Gemessen an diesen Grundsätzen ist es dem Kläger - nach der gegenwärtigen Sachlage (vgl. § 77 Abs. 1 AsylVfG sowie Art. 8 Abs. 2 der Richtlinie 20041831EG) - zuzumuten und kann von ihm daher auch vernünftigerweise erwartet werden, dass er seinen Aufenthalt in den kurdisch regierten Landesteilen im Norden des Iraks nimmt. Dort ist der Kläger vor politischer Verfolgung hinreichend sicher (vgl. Senatsurteil vom 21.6.2006 - A 2 S 571105 -, AuAS 2006, 175). Auch für den Zeitraum nach Ergehen des Senatsurteils gehen die dem Senat zur Verfügung stehenden Erkenntnisquellen übereinstimmend davon aus, dass in den unter kurdischer Verwaltung stehenden Gebieten die Situation für Christen - im Vergleich zum Zentral- und Südirak - deutlich besser ist und eine Verfolgungsgefahr aus religiösen Gründen nicht gegeben ist (vgl. beispielhaft: EZKS vom 24.4.2006 an VG München; AA-Lagebericht vom 29.6.2006). Auch der UNHCR erkennt inzwischen an, dass die Rechte der christlichen Bevölkerung in den unter kurdischer Verwaltung stehenden Provinzen Dohuk, Erbil und Sulaimaniya von staatlichen Stellen im Allgemeinen respektiert werden.

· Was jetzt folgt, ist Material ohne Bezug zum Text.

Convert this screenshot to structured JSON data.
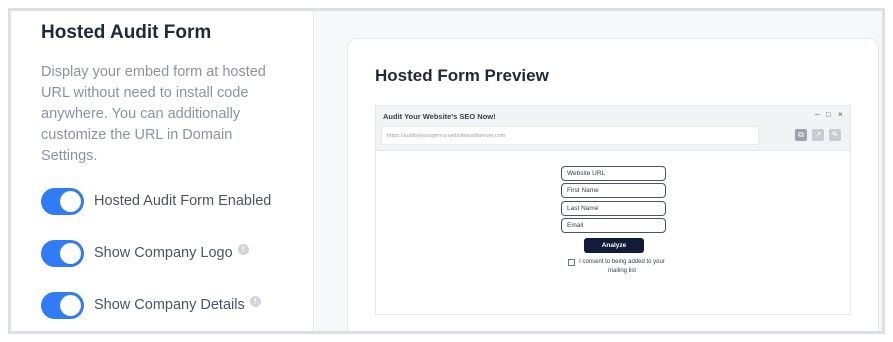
{
  "settings": {
    "title": "Hosted Audit Form",
    "description": "Display your embed form at hosted URL without need to install code anywhere. You can additionally customize the URL in Domain Settings.",
    "toggles": [
      {
        "label": "Hosted Audit Form Enabled",
        "enabled": true,
        "has_info": false
      },
      {
        "label": "Show Company Logo",
        "enabled": true,
        "has_info": true
      },
      {
        "label": "Show Company Details",
        "enabled": true,
        "has_info": true
      }
    ],
    "accent_color": "#2f7cf6"
  },
  "preview_card": {
    "title": "Hosted Form Preview",
    "window": {
      "title": "Audit Your Website's SEO Now!",
      "url": "https://auditsyouragency.websiteauditserver.com",
      "controls": {
        "minimize": "–",
        "maximize": "□",
        "close": "×"
      }
    },
    "form": {
      "fields": [
        "Website URL",
        "First Name",
        "Last Name",
        "Email"
      ],
      "button_label": "Analyze",
      "consent_text": "I consent to being added to your mailing list",
      "consent_checked": false,
      "button_color": "#0f1d3a"
    }
  }
}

Für den Kläger ist auch sein soziales und wirtschaftliches Existenzminimum gewährleistet; in diesem Zusammenhang hat der beschließende Senat im rechtskräftigen Urteil vom 21.6.2006 (aaO) ausgeführt: ...

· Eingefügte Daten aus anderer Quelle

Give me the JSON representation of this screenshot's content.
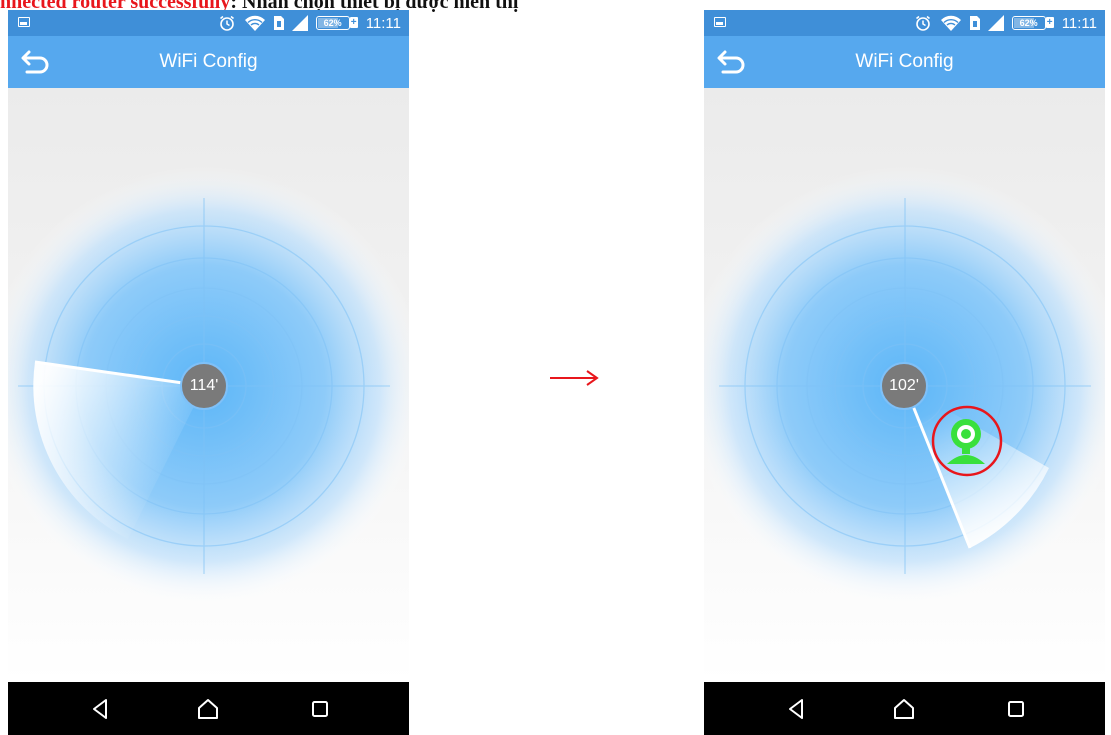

Die bei einer Gesamtschau der zum Gegenstand des Verfahrens gemachten einschlägigen Erkenntnisquellen getroffene Einschätzung, Christen sei grundsätzlich eine Existenzgrundlage in den kurdisch regierten Landesteilen im Norden des Iraks eröffnet, wird auch nicht durch die Stellungnahmen des UNHCR (vgl. etwa vom 5.7.2006, Hintergrundinformation zur Situation der christlichen Bevölkerung im Irak, Stand Juni 2006) in Frage gestellt. In der Stellungnahme vom 5.7.2006 wird zwar ausgeführt, "Christen, die einer drohenden Verfolgung im Zentral oder Südirak zu entfliehen versuchten, fänden in den drei unter kurdischer Verwaltung stehenden nordirakischen Provinzen keine zumutbaren Lebensumstände, der Nordirak stelle vor diesem Hintergrund keine innerstaatliche Fluchtalternative dar". Diese Bewertung der Situation bleibt aber pauschal und substanzlos. Warum Christen dort keine zumutbaren Lebensumstände vorfinden und insbesondere warum für sie keine Existenzgrundlage eröffnet ist, wird nicht erläutert. Auch wird eine Tatsachengrundlage, aus der sich die Einschätzung des UNHCR ableiten ließe, nicht ansatzweise dargelegt.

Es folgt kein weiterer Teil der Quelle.